Uroma: “Ja, finde ich ja auch.”

Ich: “Hier ist aber schönes Wetter.”

Uroma: “Ja. Aber da hat’s geregnet. Beim Stefan.”

Ich: “Wer auch immer das ist.”

Uroma: “Na, der Stefan Mross doch. Der aus der Sendung.”

Ich: “Was?”

Uroma: “Kennste nicht?”

Ich: “Ich kenne den nicht. Ich guck kein Fernsehen.”

Uroma: “WAS?”

 

Es ist wirklich manchmal etwas schwierig mit ihr, wir haben einfach nicht viel gemeinsam. Aber wenn es so regnet bei der Musik, das stelle ich mir jedenfalls auch nicht schön vor. Da waren wir uns tatsächlich völlig einig. Es ist doch immer schön, eine gemeinsame Basis zu haben.

 

Nanu

Sohn I: “Papa, können wir Auto fahren und dabei sehr laut Electro-Swing hören?”

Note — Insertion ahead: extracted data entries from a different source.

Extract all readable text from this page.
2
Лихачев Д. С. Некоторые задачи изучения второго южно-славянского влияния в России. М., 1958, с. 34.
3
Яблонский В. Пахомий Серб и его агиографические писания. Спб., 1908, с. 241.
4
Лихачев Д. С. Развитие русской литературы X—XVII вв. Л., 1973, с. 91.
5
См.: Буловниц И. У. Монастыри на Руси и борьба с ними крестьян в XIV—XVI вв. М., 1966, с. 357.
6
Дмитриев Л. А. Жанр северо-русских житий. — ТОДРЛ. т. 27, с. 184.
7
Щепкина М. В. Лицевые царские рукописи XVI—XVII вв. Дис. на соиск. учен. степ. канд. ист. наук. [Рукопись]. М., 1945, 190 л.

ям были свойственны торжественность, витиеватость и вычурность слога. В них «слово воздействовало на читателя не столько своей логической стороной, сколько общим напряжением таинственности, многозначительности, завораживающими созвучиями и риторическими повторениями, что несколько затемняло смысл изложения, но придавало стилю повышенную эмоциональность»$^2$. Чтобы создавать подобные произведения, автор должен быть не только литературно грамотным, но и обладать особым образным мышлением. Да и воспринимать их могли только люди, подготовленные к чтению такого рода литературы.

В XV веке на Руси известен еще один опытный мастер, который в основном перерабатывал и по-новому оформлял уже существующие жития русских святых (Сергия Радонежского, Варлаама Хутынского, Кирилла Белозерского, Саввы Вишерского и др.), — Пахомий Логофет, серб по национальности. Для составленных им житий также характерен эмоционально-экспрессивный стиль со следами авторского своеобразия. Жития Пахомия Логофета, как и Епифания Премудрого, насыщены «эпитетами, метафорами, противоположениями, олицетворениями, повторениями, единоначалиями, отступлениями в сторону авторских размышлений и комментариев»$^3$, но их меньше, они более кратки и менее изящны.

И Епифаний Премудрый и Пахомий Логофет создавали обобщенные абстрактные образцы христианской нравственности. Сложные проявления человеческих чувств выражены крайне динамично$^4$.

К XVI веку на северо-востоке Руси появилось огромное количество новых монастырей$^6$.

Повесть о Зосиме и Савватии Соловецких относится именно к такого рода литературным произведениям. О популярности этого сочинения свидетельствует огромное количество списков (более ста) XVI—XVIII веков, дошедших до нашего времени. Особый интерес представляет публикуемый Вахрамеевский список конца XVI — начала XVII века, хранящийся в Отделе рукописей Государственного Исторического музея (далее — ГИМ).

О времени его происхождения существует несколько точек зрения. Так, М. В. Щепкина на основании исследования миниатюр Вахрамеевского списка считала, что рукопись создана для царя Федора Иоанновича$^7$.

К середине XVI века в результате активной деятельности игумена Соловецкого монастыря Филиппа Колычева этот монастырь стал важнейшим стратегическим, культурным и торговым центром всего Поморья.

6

Was für eine verwöhnte, überinformierte Kindheit. Ich konnte damals, als ich in dem Alter war, noch keine einzige Musikrichtung beim Vornamen nennen und musste im Auto noch selber singen, wenn ich ein Lied hören wollte.

Wir hatten ja nichts.

Woanders – diesmal mit Obdachlosigkeit, einer Lehrerin, einer Zeitschriftenverkäuferin und anderem

Eine Buchempfehlung für Eltern, die mit Kindern über Obdachlose oder Obdachlosigkeit reden wollen oder müssen. Bei einer Wohnlage wie der unseren im kleinen Bahnhofsviertel etwa ist das sehr angebracht.

Eine Lehrerin zieht aus Bayern nach Hamburg und wirkt auch sonst sehr vernünftig. Zu dem Text gibt es einen zweiten Teil, den findet man auch dort im Blog.

Ein Interview mit einer Zeitschriftenverkäuferin. “Die anstrengendsten Kunden tragen Aktenkoffer und Anzug. Die halten sich oft für etwas Besseres.”

Glumm schreibt einen ziemlich speziellen Nachruf auf JJ Cale.

Der Herbstwart der deutschen Blogospäre titelt “Überstanden”, da weiß der Kenner gleich, der Sommer neigt sich dem Ende zu. Ein schönes Ritual. Und es werden sich mehr Leser finden, die sich mit dem Verfasser in der ästhetischen Ablehnung des nordeuropäischen Menschen im Hochsommer einig wissen. Sommermode steht uns einfach nicht, da kann man nichts machen. Denn es ist die Mode, die den Herbst erträglich und wünschenswert macht. Und nicht etwa die Temperaturen, die Pfifferlinge oder die blöde Kastanienbastelei.

Das Neusprech-Blog zum Begriff Supergrundrecht. Auch dann lesenswert. wenn man das Wort schon nicht mehr hören kann.

Vielleicht nur für die interessant, die das Jahr 1977 mitbekommen haben, in welchem Alter auch immer. Ein Gespräch zwischen Schmidt und dem Sohn von Schleyer in der SZ. Ein Gespräch, in dem auch die Antworten wichtig sind, die gar nicht gegeben werden. Und zwischendurch darf man sich natürlich auch schaudernd fragen, wie ein so komplett richtungsloser Mensch à la Angela Merkel sich damals wohl verhalten hätte.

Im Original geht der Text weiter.